In other words, the Google Removal Tool doesn’t exactly remove pages from Google’s index. Here’s what we learned.
What We Learned from This
We know that LinkedIn, allegedly, used the Google Removal Tool incorrectly, and millions of pages, especially LinkedIn profile pages, were de-indexed in Google’s search engine result pages. These were pages on the www subdomain of LinkedIn.com. Later in the day, LinkedIn’s pages came back into the index just as quickly as they had vanished. Here is what we learned from this:
- It’s possible to screw things up when using the Google removal tool in Google Search console, especially if you’re using parameters and not removing one URL at a time.
- Google will remove the pages quickly if you use the Google Removal Tool. And in this case they removed millions of URLs. That can be a good thing (or a bad thing!)

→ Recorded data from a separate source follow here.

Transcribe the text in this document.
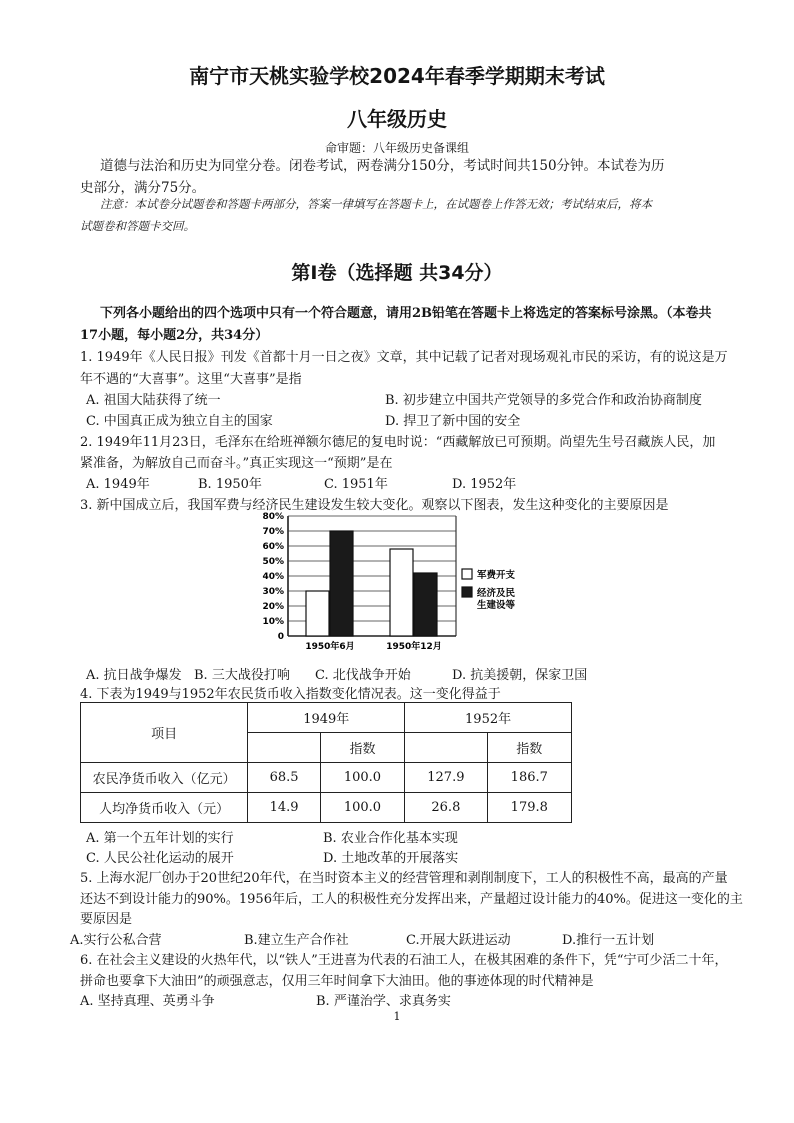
南宁市天桃实验学校2024年春季学期期末考试
八年级历史
命审题：八年级历史备课组
道德与法治和历史为同堂分卷。闭卷考试，两卷满分150分，考试时间共150分钟。本试卷为历
史部分，满分75分。
注意：本试卷分试题卷和答题卡两部分，答案一律填写在答题卡上，在试题卷上作答无效；考试结束后，将本
试题卷和答题卡交回。
第Ⅰ卷（选择题 共34分）
下列各小题给出的四个选项中只有一个符合题意，请用2B铅笔在答题卡上将选定的答案标号涂黑。（本卷共
17小题，每小题2分，共34分）
1. 1949年《人民日报》刊发《首都十月一日之夜》文章，其中记载了记者对现场观礼市民的采访，有的说这是万
年不遇的“大喜事”。这里“大喜事”是指
A. 祖国大陆获得了统一	B. 初步建立中国共产党领导的多党合作和政治协商制度
C. 中国真正成为独立自主的国家	D. 捍卫了新中国的安全
2. 1949年11月23日，毛泽东在给班禅额尔德尼的复电时说：“西藏解放已可预期。尚望先生号召藏族人民，加
紧准备，为解放自己而奋斗。”真正实现这一“预期”是在
A. 1949年	B. 1950年	C. 1951年	D. 1952年
3. 新中国成立后，我国军费与经济民生建设发生较大变化。观察以下图表，发生这种变化的主要原因是
0
10%
20%
30%
40%
50%
60%
70%
80%
1950年6月	1950年12月
军费开支
经济及民
生建设等
A. 抗日战争爆发 B. 三大战役打响 C. 北伐战争开始	D. 抗美援朝，保家卫国
4. 下表为1949与1952年农民货币收入指数变化情况表。这一变化得益于
项目	1949年		1952年	
		指数		指数
农民净货币收入（亿元）	68.5	100.0	127.9	186.7
人均净货币收入（元）	14.9	100.0	26.8	179.8
A. 第一个五年计划的实行	B. 农业合作化基本实现
C. 人民公社化运动的展开	D. 土地改革的开展落实
5. 上海水泥厂创办于20世纪20年代，在当时资本主义的经营管理和剥削制度下，工人的积极性不高，最高的产量
还达不到设计能力的90%。1956年后，工人的积极性充分发挥出来，产量超过设计能力的40%。促进这一变化的主
要原因是
A.实行公私合营	B.建立生产合作社	C.开展大跃进运动	D.推行一五计划
6. 在社会主义建设的火热年代，以“铁人”王进喜为代表的石油工人，在极其困难的条件下，凭“宁可少活二十年，
拼命也要拿下大油田”的顽强意志，仅用三年时间拿下大油田。他的事迹体现的时代精神是
A. 坚持真理、英勇斗争	B. 严谨治学、求真务实
1
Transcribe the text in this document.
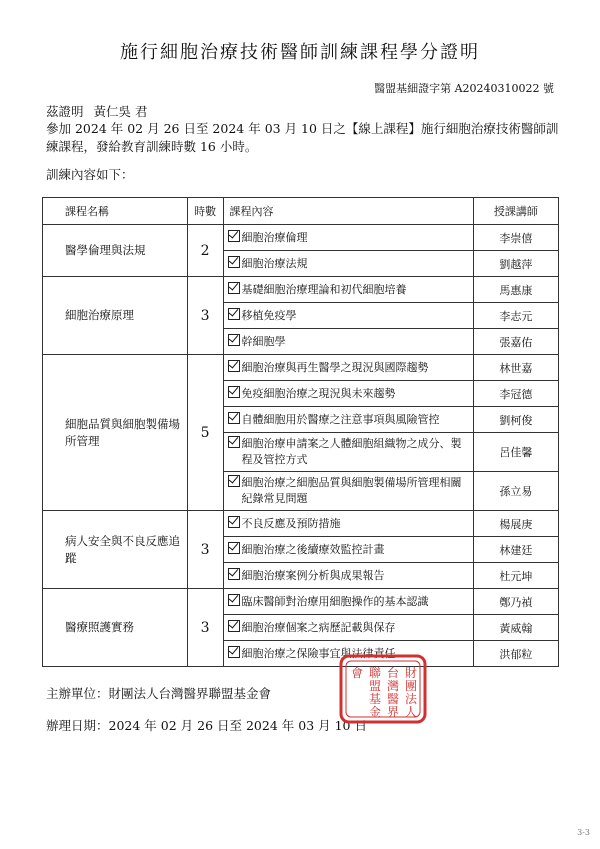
施行細胞治療技術醫師訓練課程學分證明
醫盟基細證字第 A20240310022 號
茲證明 黃仁吳 君
參加 2024 年 02 月 26 日至 2024 年 03 月 10 日之【線上課程】施行細胞治療技術醫師訓練課程，發給教育訓練時數 16 小時。
訓練內容如下：
課程名稱	時數	課程內容	授課講師
醫學倫理與法規	2	細胞治療倫理	李崇僖

		細胞治療法規	劉越萍
細胞治療原理	3	基礎細胞治療理論和初代細胞培養	馬惠康

		移植免疫學	李志元

		幹細胞學	張嘉佑
細胞品質與細胞製備場所管理	5	細胞治療與再生醫學之現況與國際趨勢	林世嘉

		免疫細胞治療之現況與未來趨勢	李冠德

		自體細胞用於醫療之注意事項與風險管控	劉柯俊

		細胞治療申請案之人體細胞組織物之成分、製程及管控方式	呂佳馨

		細胞治療之細胞品質與細胞製備場所管理相關紀錄常見問題	孫立易
病人安全與不良反應追蹤	3	不良反應及預防措施	楊展庚

		細胞治療之後續療效監控計畫	林建廷

		細胞治療案例分析與成果報告	杜元坤
醫療照護實務	3	臨床醫師對治療用細胞操作的基本認識	鄭乃禎

		細胞治療個案之病歷記載與保存	黃威翰

		細胞治療之保險事宜與法律責任	洪郁粒
主辦單位：財團法人台灣醫界聯盟基金會
辦理日期：2024 年 02 月 26 日至 2024 年 03 月 10 日
財
團
法
人
台
灣
醫
界
聯
盟
基
金
會
3-3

- The Google removal tool is just a “mask” and the pages aren’t really moved from Google’s index. Technically speaking, the URLs are still in Google’s index, they’re just “hidden” and won’t show up at the time of the search.
Probably the most important takeaway here is the fact that the Google Removal tool doesn’t actually remove pages from Google’s index. They’re actually still in Google’s index. Rather, the Google Removal Tool actually just hides those URLs from being shown at the time of a search. As in, they don’t show up in the search engine results. As I’ve mentioned before, the Google Removal Tool actually just hides those URLs in Google search engine results pages for 90 days. Every 90 days you need to use the tool again to “hide” the URLs. There’s a chance that those URLs will come back after 90 days.
Are you confused? Yes, probably just as confused as I am at this point. The name of the Google Removal Tool has the word removal in it. So, we assume that the tool actually removes web pages from Google’s index. However, what we have learned after this LinkedIn fiasco, is that the tool only really hides the URLs from the search engine results pages so they don’t show up in the search engine results. They’re still in Google’s index.
So What Do You Do Now?
At this point, if you truly want Google to remove web pages from their search engine index you need to completely remove those pages from your web server–or make sure that a “410 Gone” is served in the server header. Also, you need to remove all of the internal links pointing to those URLs on your website, as well as make sure they are removed from the website’s XML sitemap file(s), as well. Google’s crawlers will crawl them and remove them from their index, but it may take some time. If you’re truly in a hurry, and need URLs from showing in the search engine results pages quickly, then you still need to make sure they’re delivering a “410 Gone” in the server header for that URL. At this point, I would only use the Google Removal Tool for URLs that desperately need to be removed. For example, URLs that contain sensitive data. Keep in mind that using the tool only hides the URLs and doesn’t really remove them.